The Philippines, to take another example, was the first country to launch mobile money in 2000 with Smart Money (years before MPesa in Kenya) followed by the debut of GCash in 2004. In 2009, the Bangko Sentral Pilipinas (BSP) – the country's central bank – issued a circular laying out guidelines that govern the issuance of electronic money in the Philippines. Yet the comparatively limited success of Philippine pioneers GCash and Smart Money compared with African mobile money deployments like MPesa certainly merit further study.
In Indonesia, the government has embarked on a comprehensive policy that aims to expand digital financial services across the population, and in particular to reach low-income segments. The Indonesian government has also reorganized its approach to financial sector supervision to take issues of financial inclusion into account. As these changes unfold, the country promises to be a test-bed of which approaches to the regulatory and policy supervision of digital financial inclusion holds the most promise for broadening the reach of digital finance.

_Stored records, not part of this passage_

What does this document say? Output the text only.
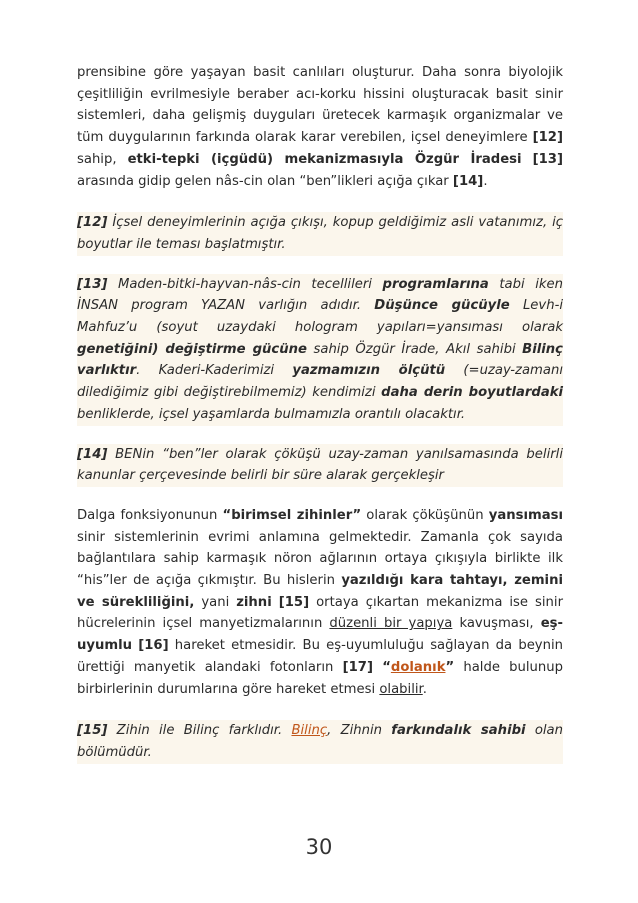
prensibine göre yaşayan basit canlıları oluşturur. Daha sonra biyolojik çeşitliliğin evrilmesiyle beraber acı-korku hissini oluşturacak basit sinir sistemleri, daha gelişmiş duyguları üretecek karmaşık organizmalar ve tüm duygularının farkında olarak karar verebilen, içsel deneyimlere [12] sahip, etki-tepki (içgüdü) mekanizmasıyla Özgür İradesi [13] arasında gidip gelen nâs-cin olan “ben”likleri açığa çıkar [14].

[12] İçsel deneyimlerinin açığa çıkışı, kopup geldiğimiz asli vatanımız, iç boyutlar ile teması başlatmıştır.

[13] Maden-bitki-hayvan-nâs-cin tecellileri programlarına tabi iken İNSAN program YAZAN varlığın adıdır. Düşünce gücüyle Levh-i Mahfuz’u (soyut uzaydaki hologram yapıları=yansıması olarak genetiğini) değiştirme gücüne sahip Özgür İrade, Akıl sahibi Bilinç varlıktır. Kaderi-Kaderimizi yazmamızın ölçütü (=uzay-zamanı dilediğimiz gibi değiştirebilmemiz) kendimizi daha derin boyutlardaki benliklerde, içsel yaşamlarda bulmamızla orantılı olacaktır.

[14] BENin “ben”ler olarak çöküşü uzay-zaman yanılsamasında belirli kanunlar çerçevesinde belirli bir süre alarak gerçekleşir

Dalga fonksiyonunun “birimsel zihinler” olarak çöküşünün yansıması sinir sistemlerinin evrimi anlamına gelmektedir. Zamanla çok sayıda bağlantılara sahip karmaşık nöron ağlarının ortaya çıkışıyla birlikte ilk “his”ler de açığa çıkmıştır. Bu hislerin yazıldığı kara tahtayı, zemini ve sürekliliğini, yani zihni [15] ortaya çıkartan mekanizma ise sinir hücrelerinin içsel manyetizmalarının düzenli bir yapıya kavuşması, eş-uyumlu [16] hareket etmesidir. Bu eş-uyumluluğu sağlayan da beynin ürettiği manyetik alandaki fotonların [17] “dolanık” halde bulunup birbirlerinin durumlarına göre hareket etmesi olabilir.

[15] Zihin ile Bilinç farklıdır. Bilinç, Zihnin farkındalık sahibi olan bölümüdür.

30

The strategy of the East Asia Digital Financial Inclusion Program is to engage with relevant global forums, including the G20 Global Partnership for Financial Inclusion (GPFI) and the Basel Consultative Group Financial Inclusion Workstream, to achieve three basic goals.
First, to strengthen mechanisms for peer-to-peer learning, information sharing, co-operation and co-ordination of activities related to financial inclusion among Program participant countries and their peers, as well as global bodies that set standards and create regulatory frameworks. Second, the Program aims to improve the capacity of policymakers and supervisors to promote financial inclusion, financial stability and consumer protection. Third, the Program aims to raise global awareness of digital financial inclusion policy in the region to fundamentally benefit the vast unbanked populations of East Asia.